It has some other nice features, in particular, I use:
- RAG (retrieval augmented generation) - easily include local and web based documents in chats and context
- Managing models and modelfiles on an Ollama server
- OpenAI model support alongside local models
- Users & RBAC to let friends and family play for free :)
Pipelines, tools, functions etc.
These are 3 things different solutions to the same problem: programatically interacting with LLM conversations.
pipeline: combine LLMs interactions
tools/toolkits: give LLMs tools that they can use to get context from other places
functions: code to run on conversations, e.g. to implement chat limits
Pipelines
.....
Tools and toolkits
Tools can be used in the LLM call, like the LLM is using them. For example, a "getname" function could read the user's session name.

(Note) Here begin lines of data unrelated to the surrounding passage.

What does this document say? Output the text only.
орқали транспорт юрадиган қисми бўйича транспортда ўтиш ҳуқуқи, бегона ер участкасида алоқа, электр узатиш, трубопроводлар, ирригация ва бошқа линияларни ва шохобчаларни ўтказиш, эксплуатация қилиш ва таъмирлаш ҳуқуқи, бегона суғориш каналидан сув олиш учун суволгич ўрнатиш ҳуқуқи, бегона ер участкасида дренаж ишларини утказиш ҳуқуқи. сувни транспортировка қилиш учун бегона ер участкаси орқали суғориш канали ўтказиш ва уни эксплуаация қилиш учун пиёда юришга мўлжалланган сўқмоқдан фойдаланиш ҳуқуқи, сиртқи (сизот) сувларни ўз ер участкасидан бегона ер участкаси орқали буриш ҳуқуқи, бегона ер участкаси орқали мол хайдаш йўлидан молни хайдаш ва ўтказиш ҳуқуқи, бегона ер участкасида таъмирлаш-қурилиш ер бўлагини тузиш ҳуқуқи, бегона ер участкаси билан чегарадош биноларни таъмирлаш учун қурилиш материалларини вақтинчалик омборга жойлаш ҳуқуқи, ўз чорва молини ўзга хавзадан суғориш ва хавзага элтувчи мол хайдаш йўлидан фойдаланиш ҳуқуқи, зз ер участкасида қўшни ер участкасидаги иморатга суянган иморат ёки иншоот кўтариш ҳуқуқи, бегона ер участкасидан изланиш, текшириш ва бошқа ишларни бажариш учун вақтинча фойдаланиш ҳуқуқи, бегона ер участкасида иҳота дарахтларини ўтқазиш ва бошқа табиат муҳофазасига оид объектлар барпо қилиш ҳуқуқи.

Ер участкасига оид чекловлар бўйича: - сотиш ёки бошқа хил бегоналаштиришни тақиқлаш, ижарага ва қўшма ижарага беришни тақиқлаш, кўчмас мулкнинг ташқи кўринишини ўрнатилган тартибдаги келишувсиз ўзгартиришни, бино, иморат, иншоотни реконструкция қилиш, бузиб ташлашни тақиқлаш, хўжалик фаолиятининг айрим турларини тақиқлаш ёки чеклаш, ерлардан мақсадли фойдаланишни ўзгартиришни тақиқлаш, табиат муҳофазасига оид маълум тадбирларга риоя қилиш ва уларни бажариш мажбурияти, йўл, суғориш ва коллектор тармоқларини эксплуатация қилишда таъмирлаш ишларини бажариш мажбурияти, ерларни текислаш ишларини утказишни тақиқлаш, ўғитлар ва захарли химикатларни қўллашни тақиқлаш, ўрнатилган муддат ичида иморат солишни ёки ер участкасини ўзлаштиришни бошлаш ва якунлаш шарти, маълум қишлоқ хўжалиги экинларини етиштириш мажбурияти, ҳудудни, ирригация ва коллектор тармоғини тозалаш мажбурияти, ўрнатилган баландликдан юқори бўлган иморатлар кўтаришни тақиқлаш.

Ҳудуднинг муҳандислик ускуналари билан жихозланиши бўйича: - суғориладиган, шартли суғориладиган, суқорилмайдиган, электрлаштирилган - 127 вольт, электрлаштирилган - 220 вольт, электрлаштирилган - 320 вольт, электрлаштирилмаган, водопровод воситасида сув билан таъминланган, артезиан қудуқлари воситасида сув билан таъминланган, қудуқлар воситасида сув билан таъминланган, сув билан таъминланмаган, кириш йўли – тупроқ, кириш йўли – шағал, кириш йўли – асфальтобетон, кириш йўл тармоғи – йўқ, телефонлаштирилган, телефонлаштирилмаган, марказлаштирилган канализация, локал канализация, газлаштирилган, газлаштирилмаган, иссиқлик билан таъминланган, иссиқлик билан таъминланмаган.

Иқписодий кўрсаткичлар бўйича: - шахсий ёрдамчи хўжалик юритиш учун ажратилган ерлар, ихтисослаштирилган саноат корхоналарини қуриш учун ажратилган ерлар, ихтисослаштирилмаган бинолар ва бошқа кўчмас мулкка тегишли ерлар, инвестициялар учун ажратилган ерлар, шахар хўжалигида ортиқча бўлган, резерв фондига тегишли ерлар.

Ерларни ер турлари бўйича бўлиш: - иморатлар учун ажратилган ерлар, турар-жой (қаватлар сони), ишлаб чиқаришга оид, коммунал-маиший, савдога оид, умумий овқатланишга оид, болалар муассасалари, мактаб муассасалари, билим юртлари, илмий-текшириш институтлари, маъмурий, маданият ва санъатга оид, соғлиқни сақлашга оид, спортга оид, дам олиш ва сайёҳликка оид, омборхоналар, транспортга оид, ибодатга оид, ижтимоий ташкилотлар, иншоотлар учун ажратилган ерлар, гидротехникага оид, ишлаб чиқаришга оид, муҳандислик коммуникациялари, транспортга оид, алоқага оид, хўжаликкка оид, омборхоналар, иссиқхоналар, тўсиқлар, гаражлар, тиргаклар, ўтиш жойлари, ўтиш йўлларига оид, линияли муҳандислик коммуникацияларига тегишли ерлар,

Pipelines let you do complex stuff with LLM interactions through openwebui. It has all the familiar pipeline like concepts, different modules with inlets and outlets. Modules can be custom python code.

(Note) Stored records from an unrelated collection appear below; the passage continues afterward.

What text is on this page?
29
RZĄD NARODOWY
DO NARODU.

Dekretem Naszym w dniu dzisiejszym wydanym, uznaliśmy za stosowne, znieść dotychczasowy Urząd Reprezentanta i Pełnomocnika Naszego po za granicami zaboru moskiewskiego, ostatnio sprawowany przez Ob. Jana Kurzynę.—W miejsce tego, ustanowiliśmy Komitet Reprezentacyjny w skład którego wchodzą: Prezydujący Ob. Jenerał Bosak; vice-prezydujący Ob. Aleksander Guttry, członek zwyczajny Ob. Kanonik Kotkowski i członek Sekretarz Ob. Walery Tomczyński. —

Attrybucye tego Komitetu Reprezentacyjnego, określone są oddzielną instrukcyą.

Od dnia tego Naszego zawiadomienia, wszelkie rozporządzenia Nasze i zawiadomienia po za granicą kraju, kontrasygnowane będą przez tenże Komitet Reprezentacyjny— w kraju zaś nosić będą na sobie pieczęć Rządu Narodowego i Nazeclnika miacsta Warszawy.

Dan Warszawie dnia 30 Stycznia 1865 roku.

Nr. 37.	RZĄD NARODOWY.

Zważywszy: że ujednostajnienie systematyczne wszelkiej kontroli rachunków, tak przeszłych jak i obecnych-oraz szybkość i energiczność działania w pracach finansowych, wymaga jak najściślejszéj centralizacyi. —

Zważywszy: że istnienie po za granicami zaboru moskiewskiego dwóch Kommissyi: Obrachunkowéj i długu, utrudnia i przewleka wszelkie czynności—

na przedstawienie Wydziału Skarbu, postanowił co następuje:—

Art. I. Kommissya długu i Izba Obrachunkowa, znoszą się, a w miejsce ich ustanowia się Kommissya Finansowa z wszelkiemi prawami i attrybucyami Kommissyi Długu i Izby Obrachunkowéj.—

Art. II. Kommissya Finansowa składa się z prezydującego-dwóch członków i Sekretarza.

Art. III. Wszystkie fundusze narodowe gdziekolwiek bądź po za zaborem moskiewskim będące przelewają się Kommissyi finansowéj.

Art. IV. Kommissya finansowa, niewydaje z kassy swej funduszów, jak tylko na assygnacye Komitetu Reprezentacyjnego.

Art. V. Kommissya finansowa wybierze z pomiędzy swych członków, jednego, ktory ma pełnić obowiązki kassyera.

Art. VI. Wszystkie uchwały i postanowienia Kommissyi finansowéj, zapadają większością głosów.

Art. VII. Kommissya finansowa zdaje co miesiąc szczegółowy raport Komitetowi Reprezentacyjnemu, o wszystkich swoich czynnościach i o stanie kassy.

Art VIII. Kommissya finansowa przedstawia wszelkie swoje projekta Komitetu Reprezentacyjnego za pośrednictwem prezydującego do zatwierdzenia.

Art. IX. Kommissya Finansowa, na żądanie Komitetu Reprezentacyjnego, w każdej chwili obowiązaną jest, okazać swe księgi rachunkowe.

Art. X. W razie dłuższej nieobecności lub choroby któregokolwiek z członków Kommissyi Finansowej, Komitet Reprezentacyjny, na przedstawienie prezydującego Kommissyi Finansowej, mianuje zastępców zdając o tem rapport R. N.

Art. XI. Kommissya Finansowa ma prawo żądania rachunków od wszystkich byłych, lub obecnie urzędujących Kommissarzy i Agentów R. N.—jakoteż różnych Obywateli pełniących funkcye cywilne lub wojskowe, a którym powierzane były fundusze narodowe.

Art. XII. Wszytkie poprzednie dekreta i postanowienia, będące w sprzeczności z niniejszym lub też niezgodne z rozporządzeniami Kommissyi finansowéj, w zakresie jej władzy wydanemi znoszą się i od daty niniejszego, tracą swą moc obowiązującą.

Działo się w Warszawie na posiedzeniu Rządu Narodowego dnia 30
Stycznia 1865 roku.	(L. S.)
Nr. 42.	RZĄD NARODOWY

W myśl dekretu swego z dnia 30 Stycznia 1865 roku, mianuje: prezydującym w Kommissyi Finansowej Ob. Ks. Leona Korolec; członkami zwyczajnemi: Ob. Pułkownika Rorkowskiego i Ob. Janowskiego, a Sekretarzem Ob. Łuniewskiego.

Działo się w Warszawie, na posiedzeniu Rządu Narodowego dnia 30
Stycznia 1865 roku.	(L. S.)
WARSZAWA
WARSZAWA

A function is a single module in the pipeline. Functions can be applied and used individually, or combined into pipelines, and then the pipelines used.
To use pipelines or functions in openwebui, there's normally 3 steps:
- get the code into open webui
- normally through somewhere in the workspaces tab, or add pipelines through admin > pipelines
- enable the code to run
- same place, once something is added, there's normally toggle "enable" button next to it
- associate the code with a model to use it
- for functions and tools, in workspaces > models, select the model you want to use, and tick the tools or functions you want to use.
- use it.
- for tools (and web search), in the actual chat window, the + sign must be pressed and the toolkit enabled
Channels, bots and dombot
openwebui 0.5 jsut dropped, and it adds basic support for channels, like slack or IRC channels: chats which can have multiple human users in them. There's also an API for the channels and that API can then be used to send messages to the channels, like a bot.

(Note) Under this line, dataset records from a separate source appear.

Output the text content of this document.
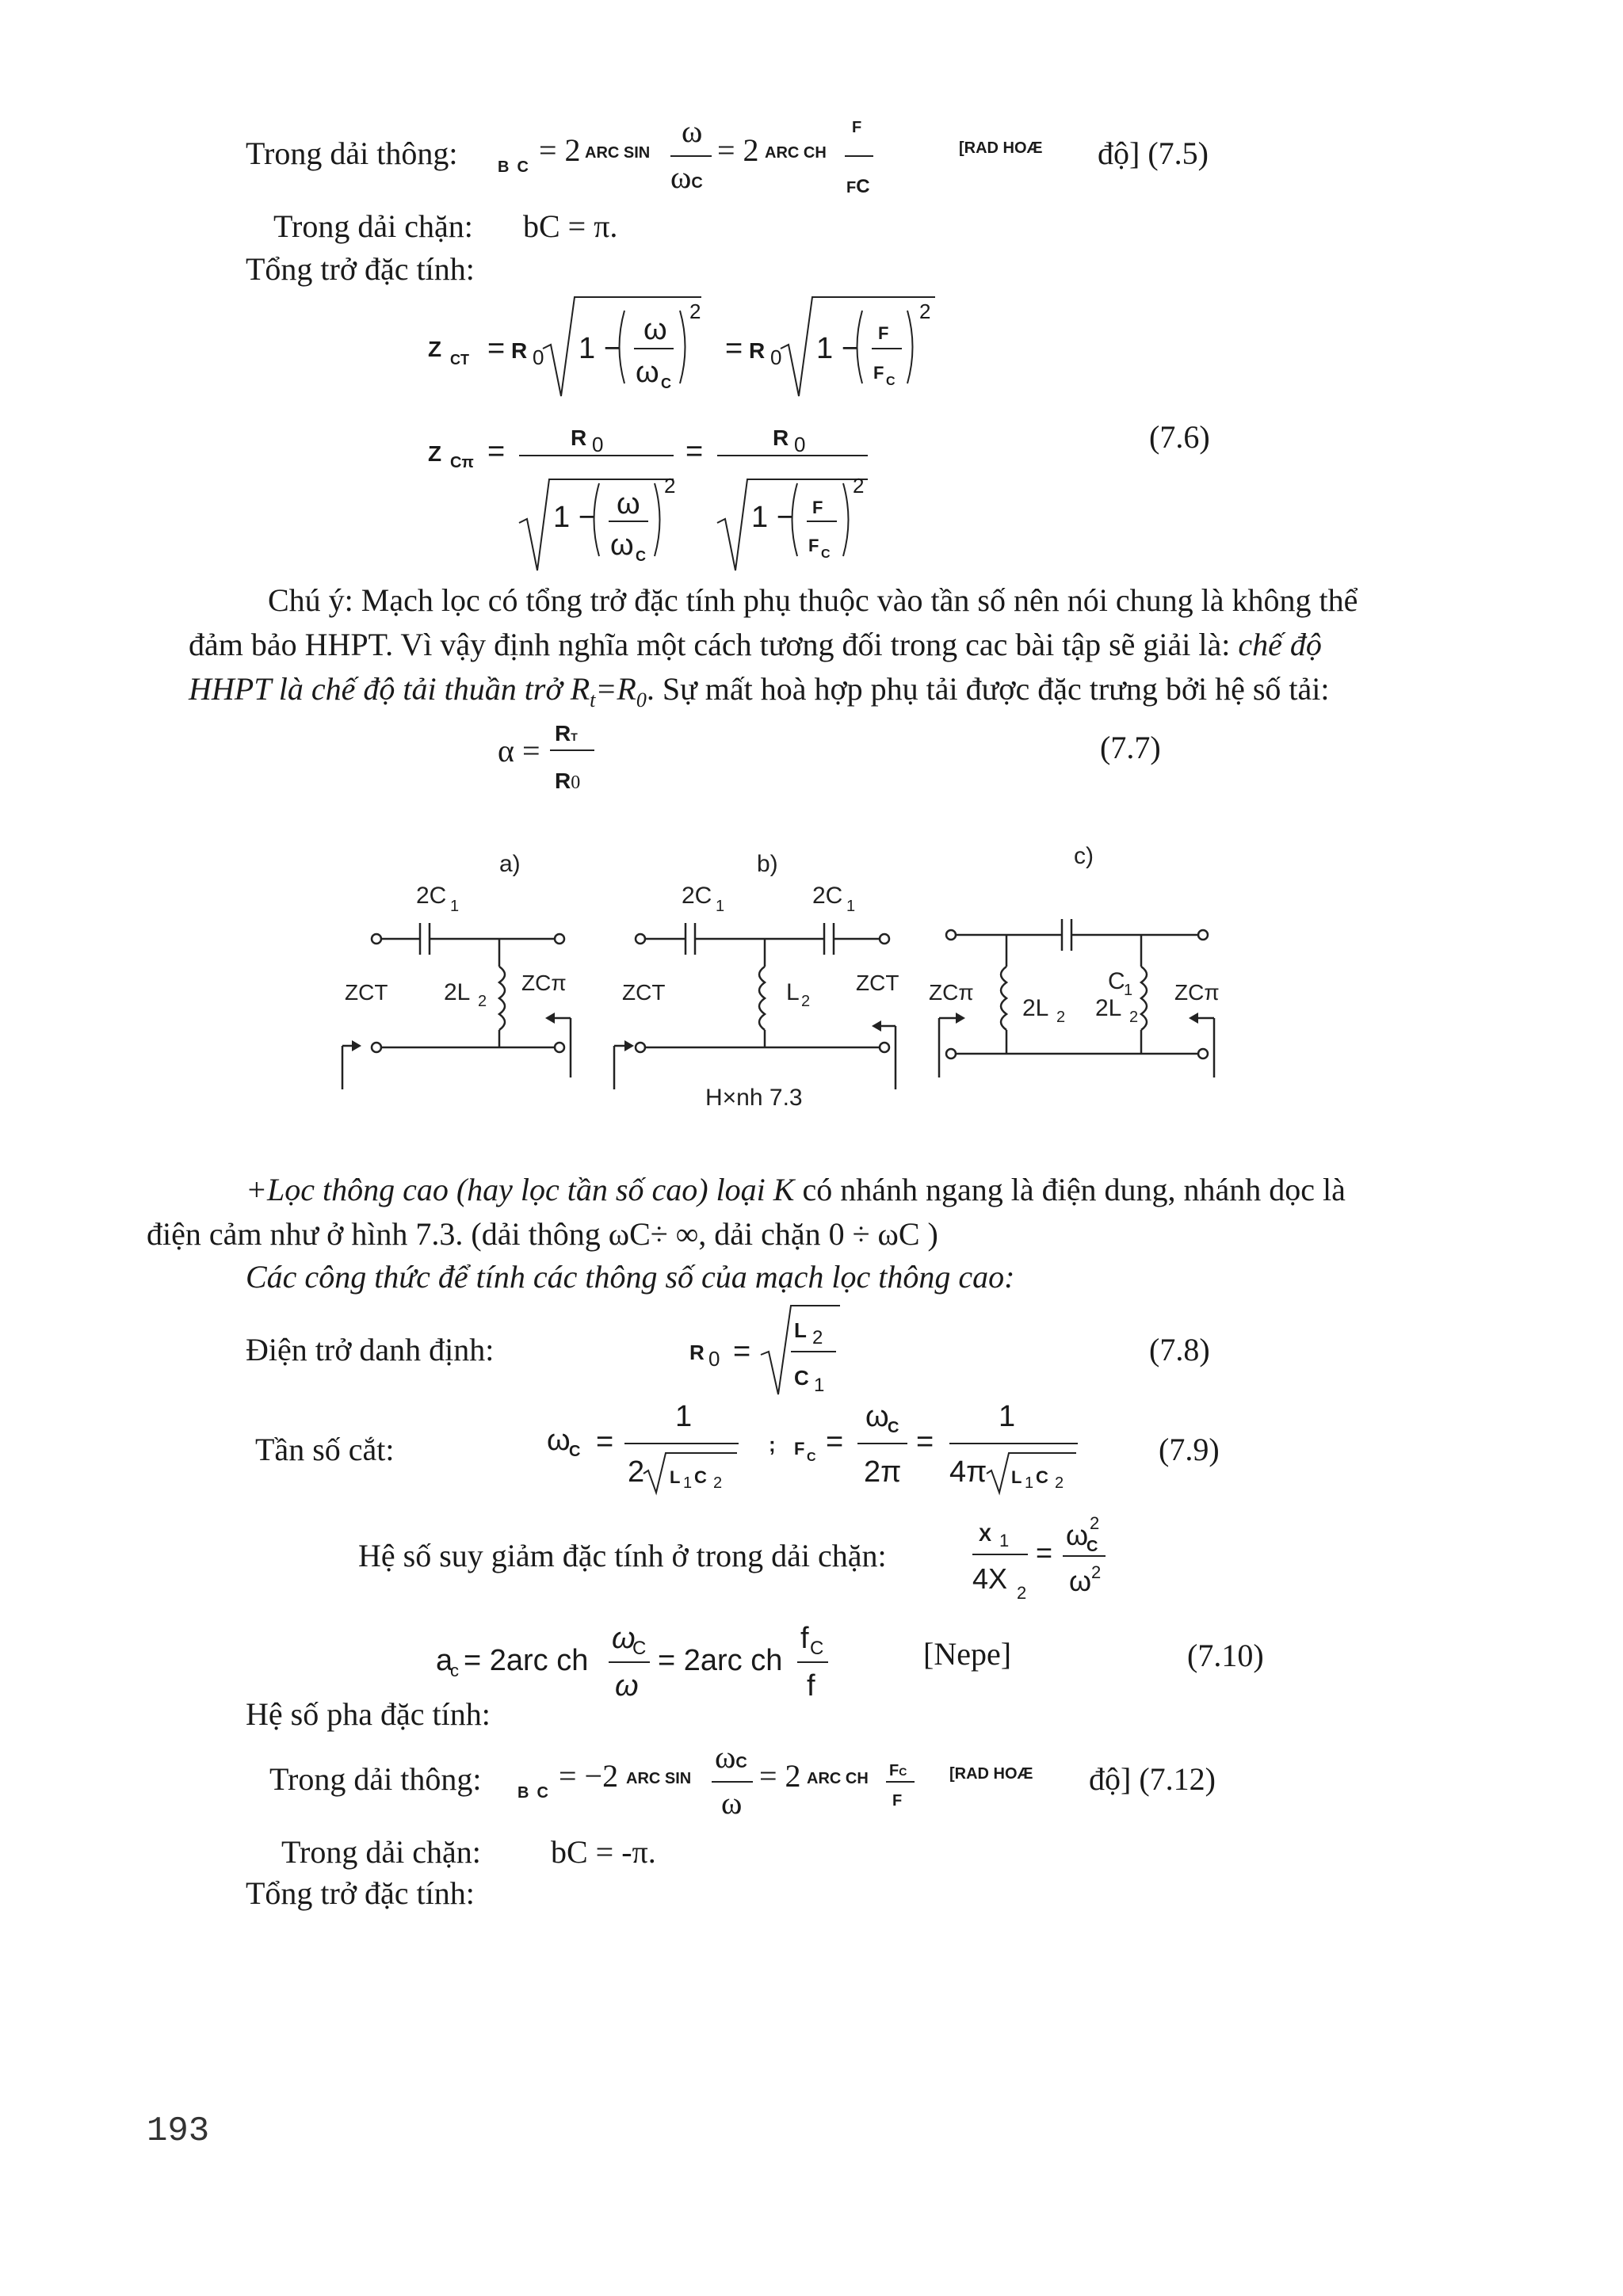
Trong dải thông:	B C = 2 ARC SIN
ω
ωC
= 2 ARC CH
F
FC
[RAD HOÆ độ] (7.5)
Trong dải chặn: bC = π.
Tổng trở đặc tính:
Z CT = R 0 1 −
ω
ω C
2
= R 0 1 − F
F C
2
Z Cπ =	R 0
1 − ω
ω C
2
=	R 0
1 − F
F C
2
(7.6)
Chú ý: Mạch lọc có tổng trở đặc tính phụ thuộc vào tần số nên nói chung là không thể
đảm bảo HHPT. Vì vậy định nghĩa một cách tương đối trong cac bài tập sẽ giải là: chế độ
HHPT là chế độ tải thuần trở $R_t=R_0$. Sự mất hoà hợp phụ tải được đặc trưng bởi hệ số tải:
α = RT
R0
(7.7)
a)	b)	c)
2C 1	2C 1	2C 1
2L 2	L 2	2L 2
C
1
2L 2
ZCT	ZCπ	ZCT	ZCT ZCπ	ZCπ
H×nh 7.3
+Lọc thông cao (hay lọc tần số cao) loại K có nhánh ngang là điện dung, nhánh dọc là
điện cảm như ở hình 7.3. (dải thông ωC÷ ∞, dải chặn 0 ÷ ωC )
Các công thức để tính các thông số của mạch lọc thông cao:
Điện trở danh định:	R 0 =
L 2
C 1
(7.8)
Tần số cắt:	ω
C =
1
2 L 1 C 2
; F C =
ω
C
2π
=
1
4π L 1 C 2
(7.9)
Hệ số suy giảm đặc tính ở trong dải chặn:
X 1
4X 2
=
ω
C
2
ω 2
a
c = 2arc ch
ω
C
ω
= 2arc ch
f C
f
[Nepe]	(7.10)
Hệ số pha đặc tính:
Trong dải thông: B C = −2 ARC SIN
ωC
ω
= 2 ARC CH FC
F
[RAD HOÆ độ] (7.12)
Trong dải chặn: bC = -π.
Tổng trở đặc tính:
193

There's a sample MVP for a bot here: https://github.com/open-webui/bot which is just a python script
So is what I'm going to try and do is create a chat with qwencode and see if we can develop an MVP bot to speak onto the channel, and run it in openwebui chat. The main problem I can foresee is that the code seems to keep an open connection or websocket or something, which I'd guess openwebui python env won't like.